Figure 6.. T-bet functions in a B cell-intrinsic manner to induce the generation of T-bet⁺ B cells in vitro.

(A) Naïve B cells were purified from the peripheral blood of healthy donors (n=8) and cultured in vitro in medium alone (NS: non-stimulated), or with CpG₂₀₀₆, CpG₂₀₀₆ plus F(ab’)₂ fragments of goat anti-IgM/G/A Ab (CpG/aIg), CpG/aIg and IFN-γ (CpG/aIg/IFNγ), or CpG/aIg and IL-27 (CpG/aIg/IL-27). After 3.5 days, B cells were harvested, stained for the surface expression of CD19, CD95, CXCR3 FCRL5, and then for the intracellular expression of T-bet. Expression of T-bet and CD19 in B cells under indicated conditions from a healthy donor was plotted. Expression of T-bet, CD19, CXCR3, FCRL5, CD11c, and CD95 were shown. (B - G) Viable cells were then analyzed, to determine the level of expression (geometric mean fluorescence intensity [gMFI]) as in (A). The expression (gMFI) of (B) T-bet, (C) CD19, (D) FCRL5, (E) CD95 and (G) CXCR3 on CD19⁺T-bet⁺ B cells, and the proportions of T-bet⁺ B cells co-expressing CXCR3 (F) were also determined. (H) Naïve B cells purified from healthy donors or patients with pathogenic variants of IFNGR1, IL27R, JAK1, IRAK4, STAT3 DN, STAT1 (both AR and DN), or TBX21 were cultured in vitro with anti-IgM/G/A Ab (CpG/aIg), CpG/aIg and IFN-γ (CpG/aIg/IFNγ), or CpG/aIg and IL-27 (CpG/aIg/IL-27) for 3.5 days. Expression of surface CXCR3 and intracellular expression of T-bet in B cells from indicated donors were plotted. (I and J) The proportions of CD19⁺T-bet⁺ B cells expressing (I) CXCR3 or (J) FCRL5 under anti-IgM/G/A Ab (CpG/aIg) or CpG/aIg and IFN-γ (CpG/aIg/IFNγ) conditions as in (H) were determined. (K) The proportions of CD19⁺T-bet⁺ B cells expressing CXCR3 under anti-IgM/G/A Ab (CpG/aIg) or CpG/aIg and IL-27 (CpG/aIg/IL-27) conditions as in (H) were determined. Fig. 6B - G, I - K show the mean ± standard error. Dots represent individual samples for CTL or Age-CTL and technical replicates for M/M. One-way ANOVA was used to compare each set of stimulation conditions with non-stimulated (NIL) conditions in (B – G). One-way ANOVA was used to compare control cells stimulated with anti-IgM/G/A Ab (CpG/aIg) with cells stimulated with CpG/aIg/IFNγ or CpG/aIg/IL-27 (I – K). *p<0.05, **p<0.01, ***p<0.001, ****p<0.0001, and ns = not significant (or not marked). ND: not done

Figure 7.. A unique epigenetic landscape determined by T-bet programs B-cell differentiation in vitro.

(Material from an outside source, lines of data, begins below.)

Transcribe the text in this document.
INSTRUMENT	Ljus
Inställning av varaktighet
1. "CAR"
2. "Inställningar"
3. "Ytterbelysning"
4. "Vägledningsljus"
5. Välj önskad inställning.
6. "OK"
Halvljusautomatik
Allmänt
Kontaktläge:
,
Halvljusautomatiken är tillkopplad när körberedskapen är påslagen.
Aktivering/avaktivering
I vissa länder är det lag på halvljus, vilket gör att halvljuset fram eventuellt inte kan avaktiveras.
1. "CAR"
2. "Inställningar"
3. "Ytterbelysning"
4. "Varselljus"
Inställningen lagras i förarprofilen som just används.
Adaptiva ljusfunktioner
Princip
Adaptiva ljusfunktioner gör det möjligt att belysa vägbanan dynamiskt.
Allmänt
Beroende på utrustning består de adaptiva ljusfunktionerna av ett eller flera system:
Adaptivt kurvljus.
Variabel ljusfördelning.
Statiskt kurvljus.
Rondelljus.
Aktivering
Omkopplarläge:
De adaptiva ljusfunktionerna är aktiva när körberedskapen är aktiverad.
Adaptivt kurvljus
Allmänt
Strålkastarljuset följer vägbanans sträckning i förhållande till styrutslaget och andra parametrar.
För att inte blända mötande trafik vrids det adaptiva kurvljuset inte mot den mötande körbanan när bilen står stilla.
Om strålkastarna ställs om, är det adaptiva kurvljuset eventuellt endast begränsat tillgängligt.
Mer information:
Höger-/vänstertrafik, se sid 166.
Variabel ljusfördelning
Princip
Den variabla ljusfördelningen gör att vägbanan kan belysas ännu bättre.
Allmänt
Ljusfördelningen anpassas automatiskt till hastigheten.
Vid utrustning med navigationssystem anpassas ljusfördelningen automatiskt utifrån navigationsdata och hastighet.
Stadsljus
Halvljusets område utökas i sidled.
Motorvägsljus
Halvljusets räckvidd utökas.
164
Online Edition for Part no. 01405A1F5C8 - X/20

(A) A heat map showing five loci at which chromatin accessibility differed between controls (CTL) and P (M/M) in the absence of stimulation and in response to aIg+CpG+IFN-γ and aIg+CpG+IL-27. (B) Chromatin accessibility of the CCL3L1 and CCL4L1 loci, at which the chromatin accessibilities of three regions differed between controls (CTL) and P (M/M) in the absence of stimulation and in response to aIg+CpG+IFN-γ and aIg+CpG+IL-27. (C) A heat map showing 902 T-bet-dependent loci, the chromatin accessibilities of which were differentially regulated in control cells, but not significantly different in the cells of P, in response to both aIg+CpG+IFN-γ and aIg+CpG+IL-27. (D) DNA motifs most significantly enriched in the 902 T-bet-dependent loci, the chromatin accessibilities of which were differentially regulated in control cells as in (C). (E and F) Chromatin accessibility of FAS (E) and DUSP4 loci (F), that were differentially regulated in response to aIg+CpG+IFN-γ and aIg+CpG+IL-27 in control B cells but not in T-bet-deficient B cells. (G) A heat map showing a selection of 51 loci from the list, as in (C), the chromatin accessibilities of which were differentially regulated in control cells, but not in T-bet-deficient cells, in response to both aIg+CpG+IFN-γ and aIg+CpG+IL-27.